I'm normally allergic to the independent darling of the year. They usually come with a cheeky behind-the-scenes story (screenwriter Diablo Cody was a stripper!) and get championed as the Little Movie That Could (take that, big studios!) despite the fact that they usually mistake oddball dysfunction for character and plot. Combine this aggravating annual ode to hipness with the fact that, damn it, I wanted to be this year's cheeky behind-the-scenes story (blogger hits Hollywood big time!), and I usually hate these flicks before I see a single frame of film.

Things didn't look well during the first few minutes of Juno. More specifically, things didn't sound well during the first few scenes. The film is front-loaded with an avalanche of oddball verbiage, with every character speaking in some strange, ironic, quirky vernacular. Like, dude, for shiz. I'm a big fan of euphemism and irony and wit, but this was like being forced to listen to an inside joke that's evolved between friends to the point of not being funny anymore. Yes, that is a back-handed complement to the nuanced realism of the writing, but my bigger point is that it's off-putting. For realz, home skillet, it totally annoys my balls off, yo.

But then something happens. Pregnant Juno can't go through with an abortion, decides she'll put the baby up for adoption, and drops the bomb on her parents. Quirkiness abounds. Her father puts her down, telling her she isn't the kind of girl that gets pregnant. "I don't know what kind of girl I am," she says. It's a telling line, delivered with the perfect mix of remorse, exasperation, and heartbreak by Ellen Page. It turns out Juno isn't merely a collection of overtly ironic catch phrases, she's a living, breathing teenager trying to make sense of the world.

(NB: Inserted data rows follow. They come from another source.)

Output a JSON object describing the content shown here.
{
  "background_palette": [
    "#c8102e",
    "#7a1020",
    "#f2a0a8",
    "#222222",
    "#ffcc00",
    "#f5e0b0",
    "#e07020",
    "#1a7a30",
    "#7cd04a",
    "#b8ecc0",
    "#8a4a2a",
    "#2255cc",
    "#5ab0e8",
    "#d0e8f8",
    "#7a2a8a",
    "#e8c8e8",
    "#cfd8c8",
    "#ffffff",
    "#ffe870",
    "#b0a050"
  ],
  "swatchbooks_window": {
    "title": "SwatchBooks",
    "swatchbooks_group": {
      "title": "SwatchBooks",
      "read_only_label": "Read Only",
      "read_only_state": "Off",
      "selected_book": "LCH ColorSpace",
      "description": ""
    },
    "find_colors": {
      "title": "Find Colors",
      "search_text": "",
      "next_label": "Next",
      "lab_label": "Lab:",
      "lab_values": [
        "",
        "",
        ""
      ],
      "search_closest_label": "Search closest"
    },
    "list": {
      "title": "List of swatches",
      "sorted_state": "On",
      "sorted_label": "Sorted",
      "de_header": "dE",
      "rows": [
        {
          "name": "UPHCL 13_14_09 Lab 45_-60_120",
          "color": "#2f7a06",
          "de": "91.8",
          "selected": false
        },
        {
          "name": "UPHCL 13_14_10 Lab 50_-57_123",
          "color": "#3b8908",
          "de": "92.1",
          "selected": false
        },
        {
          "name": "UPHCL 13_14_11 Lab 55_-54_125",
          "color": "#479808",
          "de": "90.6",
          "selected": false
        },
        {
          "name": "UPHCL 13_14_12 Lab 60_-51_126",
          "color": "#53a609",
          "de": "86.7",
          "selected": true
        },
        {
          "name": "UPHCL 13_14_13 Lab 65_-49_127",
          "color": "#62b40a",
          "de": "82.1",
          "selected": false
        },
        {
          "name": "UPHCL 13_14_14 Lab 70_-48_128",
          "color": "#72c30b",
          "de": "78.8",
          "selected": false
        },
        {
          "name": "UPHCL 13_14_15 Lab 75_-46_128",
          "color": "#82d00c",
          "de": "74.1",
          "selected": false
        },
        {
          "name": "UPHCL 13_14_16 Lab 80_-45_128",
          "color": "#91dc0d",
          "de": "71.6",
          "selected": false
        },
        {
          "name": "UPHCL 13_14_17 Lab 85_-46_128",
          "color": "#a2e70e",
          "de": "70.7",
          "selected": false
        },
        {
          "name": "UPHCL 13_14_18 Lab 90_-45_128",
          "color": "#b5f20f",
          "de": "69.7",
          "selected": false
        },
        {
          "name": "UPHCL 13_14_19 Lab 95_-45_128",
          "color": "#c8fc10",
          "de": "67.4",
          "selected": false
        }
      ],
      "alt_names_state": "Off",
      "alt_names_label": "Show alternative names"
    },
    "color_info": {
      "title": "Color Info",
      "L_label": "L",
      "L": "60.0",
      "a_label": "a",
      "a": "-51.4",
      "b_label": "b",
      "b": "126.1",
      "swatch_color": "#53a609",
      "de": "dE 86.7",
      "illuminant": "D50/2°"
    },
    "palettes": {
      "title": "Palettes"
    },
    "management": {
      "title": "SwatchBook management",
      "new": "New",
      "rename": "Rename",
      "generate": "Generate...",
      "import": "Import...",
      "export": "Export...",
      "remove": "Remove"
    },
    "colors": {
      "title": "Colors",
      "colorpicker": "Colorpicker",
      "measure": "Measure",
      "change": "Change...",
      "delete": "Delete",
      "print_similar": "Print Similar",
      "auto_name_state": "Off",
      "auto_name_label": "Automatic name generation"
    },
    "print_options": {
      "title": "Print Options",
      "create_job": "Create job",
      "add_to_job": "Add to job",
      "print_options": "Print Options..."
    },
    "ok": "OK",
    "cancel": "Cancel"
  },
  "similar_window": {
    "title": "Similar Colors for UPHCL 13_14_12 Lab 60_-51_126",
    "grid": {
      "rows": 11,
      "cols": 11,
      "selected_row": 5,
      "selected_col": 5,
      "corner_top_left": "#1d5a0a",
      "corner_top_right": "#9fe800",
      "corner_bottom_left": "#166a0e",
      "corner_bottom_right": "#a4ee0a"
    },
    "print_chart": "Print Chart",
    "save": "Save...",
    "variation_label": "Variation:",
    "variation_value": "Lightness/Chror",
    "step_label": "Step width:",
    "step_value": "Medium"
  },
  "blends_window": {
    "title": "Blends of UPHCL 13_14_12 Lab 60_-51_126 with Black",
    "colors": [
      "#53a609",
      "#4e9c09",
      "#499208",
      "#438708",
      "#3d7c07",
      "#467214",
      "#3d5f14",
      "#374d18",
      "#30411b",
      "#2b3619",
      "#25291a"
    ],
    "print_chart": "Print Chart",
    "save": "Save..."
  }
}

Juno has a heart. The film turns out to be terrific, smartly walking a fine line between biting sarcasm and heart-warming sentiment. After these opening scenes, the screenwriting stripper finds a gear that works. The writing and the fantastic performance by Ellen Page really capture the voice of a precocious teenager who is certainly smart but also inexperienced -- a person who wants to be better than the thoughtless, hormonal teen who wants to know what drove adults to coin the phrase "sexually active." There's another telling scene when Juno meets the couple she hopes will adopt her baby, and her nonchalance about the situation quietly wounds Vanessa (Jennifer Garner), a woman who yearns so badly to switch places with the smart ass pregnant teen poking fun at her home decor. Beneath her eloquent sarcasm, Juno's just an emotionally-unstable kid.

The distinct difference between the first ten minutes of the film versus the remainder is that the opening moments are trying so hard to reach for laughs that aren't there. The rest of the film settles for telling a story and letting the comedy come out of the characters and the situations. Juno's battle of wills with her step-mother is hilarious, as is her sometime best friend, sometime boyfriend admitting that he tries very hard to be cool. There's an awkward sweetness to Juno's relationship with Mark (Jason Bateman), Vanessa's musician husband who'd like nothing better than to be in his twenties again.

The Juno-Mark relationship is the key to the film. It unfolds in a way that confounded my expectations. The way it forces Juno to reflect on what she really wants is surprising, and it really brings the film's emotional undercurrents to the forefront. I loved the way the film builds to these later moments where the audience begins to fully understand what kind of girl Juno is just as she's discovering this for herself.

I especially appreciated the unforced nature of the story. It avoids cheap melodrama and lets the characters breath. Thankfully, Juno isn't too hip for its own good. It's a little gem of a character piece that's thoughtful yet biting, sardonic yet warming. For shiz.

1 comment:

Laura said...

Could not agree more! I had the same reaction to the opening scenes of the film, and started to get a bit disappointed... but a few minutes later it just "worked." I don't know if it was because the writing got better, or if the audience got "in" on the inside jokes at that point. Anyway, it was a great movie.